His Holiness explains: “Being needed does not entail selfish pride or unhealthy attachment to the worldly esteem of others. Rather, it consists of a natural human hunger to serve our fellow men and women. As the 13th-century Buddhist sages taught, ‘If one lights a fire for others, it will also brighten one’s own way.’”
How do we counter this dangerous feeling? We choose to help others. We choose to do what we can – even if that is limited – to bring compassion and forgiveness and courage to this busy world. It has to work both ways. I recall my own aunts reaching exhaustion by trying to take care of everyone else’s needs and not attending to their own real, legitimate needs for comfort, rest, appreciation …. an occasional cup of tea.

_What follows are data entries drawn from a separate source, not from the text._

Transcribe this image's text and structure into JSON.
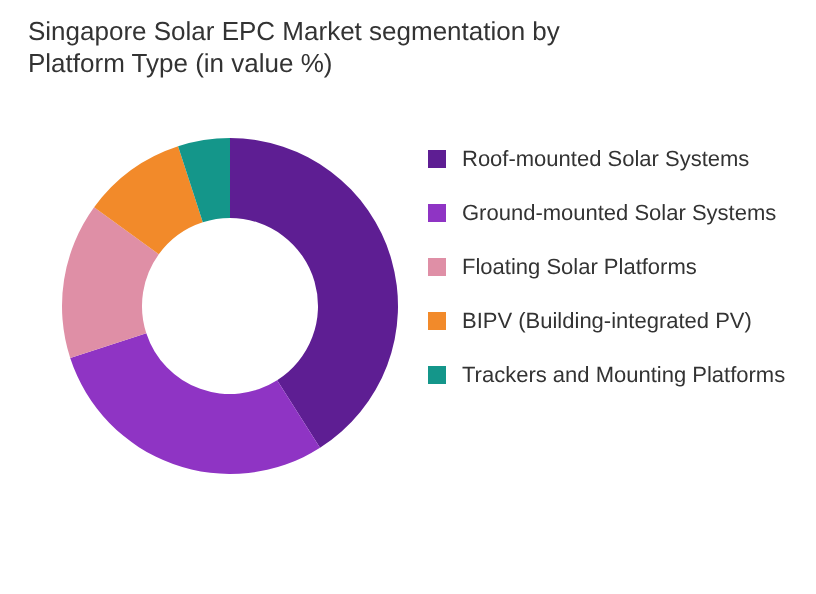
{
  "chart_data": {
    "type": "donut",
    "title": "Singapore Solar EPC Market segmentation by Platform Type (in value %)",
    "categories": [
      "Roof-mounted Solar Systems",
      "Ground-mounted Solar Systems",
      "Floating Solar Platforms",
      "BIPV (Building-integrated PV)",
      "Trackers and Mounting Platforms"
    ],
    "values": [
      41,
      29,
      15,
      10,
      5
    ],
    "colors": [
      "#5e1e93",
      "#8f34c4",
      "#df8fa6",
      "#f28a2a",
      "#14968a"
    ],
    "legend": "right"
  }
}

As we approach those years when it is harder to do everything we used to do, or harder to do very strenuous tasks, it is wonderful and just and perfect to know that others share their love and compassion with us.
The Dalai Lama notes: “Many are confused and frightened to see anger and frustration sweeping like wildfire across societies that enjoy historic safety and prosperity. But their refusal to be content with physical and material security actually reveals something beautiful: a universal human hunger to be needed. Let us work together to build a society that feeds this hunger.”